カレーをたいらげた悦巳がきちんと手をあわせて「ごちそうさま」を言い、どんなに虐げられても人の善意を信じる雑種犬のような笑顔で宣言。「今度連れてきますよ、飯は大勢で食うほうが断然うめーし……ねっ、みはなちゃん、誠一さん」
「ああ」
「絶対です」
「………………ありがとうございます」 アンディがこみ上げる何かを噛み締めて頭を下げ、入れ代わりに前に出た大志がガラス皿に盛ったサラダをおく。
「え? 頼んでねーけど」
「サービス。ホントはセットにしか付けねーけど」
「セットあんの? 最初に言えよ」
「てめえが見落としたんだろ」
三人分のサラダを出した大志は続けてカウンター端に移動し、ゆっくり時間をかけ角煮を咀嚼する老人に気さくに笑いかける。
「うるさくしてすいません、前に世話ンなった知り合いが来てて……角煮、も一個要ります? サラダのがよければ」
「いやいやもう十分。年をとるとめっきり食が細くなってねェ」
大志の申し出をやんわり断った老人が懐から財布を出し、直接代金を渡そうとする。
「お代は?」
「六百五十円です」皺ばんで萎びた手がじれったそうに千円札を数えるのを、決して急かさず見守る。
「今日が開店だって?」
「はい。ご覧の通り入りは寂しいっすけど、はは」
「この店はちょっと引っ込んだ所にあるからね、気付かれにくいのかもね。ワシは毎日散歩で通りかかるから」
「常連さんになってくれたら嬉しいス、なんて」
「考えておくよ。ごちそうさま」
感じの良い笑顔でねぎらい、丁寧に札をさしだす。
レジを打って代金を受け取る際、一瞬皺ばんだ手が触れた。
大志の胸に鋭い痛みが走る。
『年寄りってなァみんな葱しょった鴨だ、連中子供や孫にほったらかされて寂しいもんで臭ェ小芝居にコロッと騙されちまうのさ。くれぐれもえっちゃんみてーにほだされんなよ大志、テメェの分をわきまえとけ』
『年寄りは鴨葱だ。忘れんじゃねーぞ』
うるせえ出てくんなもうほうっといてくれ。
老人の皺深く乾いた手に触れた瞬間、かつて大志を従順な舎弟に仕立て上げた御影の呪詛が甦り、心をがんじがらめにする。

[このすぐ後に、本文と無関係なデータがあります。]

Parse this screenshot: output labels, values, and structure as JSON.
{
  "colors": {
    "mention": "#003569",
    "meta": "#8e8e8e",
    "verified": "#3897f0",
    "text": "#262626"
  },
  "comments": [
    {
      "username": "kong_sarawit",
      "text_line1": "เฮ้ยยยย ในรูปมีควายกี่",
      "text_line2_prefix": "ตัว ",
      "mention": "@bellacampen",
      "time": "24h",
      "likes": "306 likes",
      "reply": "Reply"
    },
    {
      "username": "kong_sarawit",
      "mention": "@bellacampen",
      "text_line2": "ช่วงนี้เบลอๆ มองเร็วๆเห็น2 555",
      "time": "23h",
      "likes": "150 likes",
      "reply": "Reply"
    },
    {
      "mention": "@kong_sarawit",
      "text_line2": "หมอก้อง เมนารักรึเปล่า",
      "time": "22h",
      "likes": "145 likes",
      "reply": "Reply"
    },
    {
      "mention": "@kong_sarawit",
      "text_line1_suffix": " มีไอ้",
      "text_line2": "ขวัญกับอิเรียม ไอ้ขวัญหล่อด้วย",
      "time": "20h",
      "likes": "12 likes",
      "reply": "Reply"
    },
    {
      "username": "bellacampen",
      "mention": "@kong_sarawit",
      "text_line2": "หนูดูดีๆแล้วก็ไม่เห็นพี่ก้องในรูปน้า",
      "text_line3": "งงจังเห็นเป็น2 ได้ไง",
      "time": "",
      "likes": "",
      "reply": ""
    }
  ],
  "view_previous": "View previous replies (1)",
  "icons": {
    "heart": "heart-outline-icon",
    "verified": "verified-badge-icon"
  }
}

もう何年も前に付けられた煙草の火傷が疼き、嫌な汗がじっとり吹き出す。
「どうしたんだい? 顔色悪いよ」
「いえ……大丈夫っす」
鴨葱なもんか。お客さんだ。
懸命にそう言い聞かせてキツく目を閉じ呼吸を整える、老人に手渡された千円札はおそらく年金だろう手も切れそうなピン札で嘗て巻き上げたカネと一体どれだけの違いが―――
「ありがとうございます、またのお越しをお待ちしてます」
力強い手が大志の肩を掴み、現実に引き戻す。
太い声を張って老人を送り出したアンディが、気遣わしげに大志を覗き込む。
「どうした、ぼーっとして」
「ちょっとな……」
ちょっとどころではない。
結局悦巳はその後三品注文し、みはなはデザートのアイスクリームを美味しそうにたいらげた。
誠一は生ビールをジョッキで呷り、また会社戻んのに酔っ払ってどうすんすかと悦巳に叱られていた。現役社長は大変だ。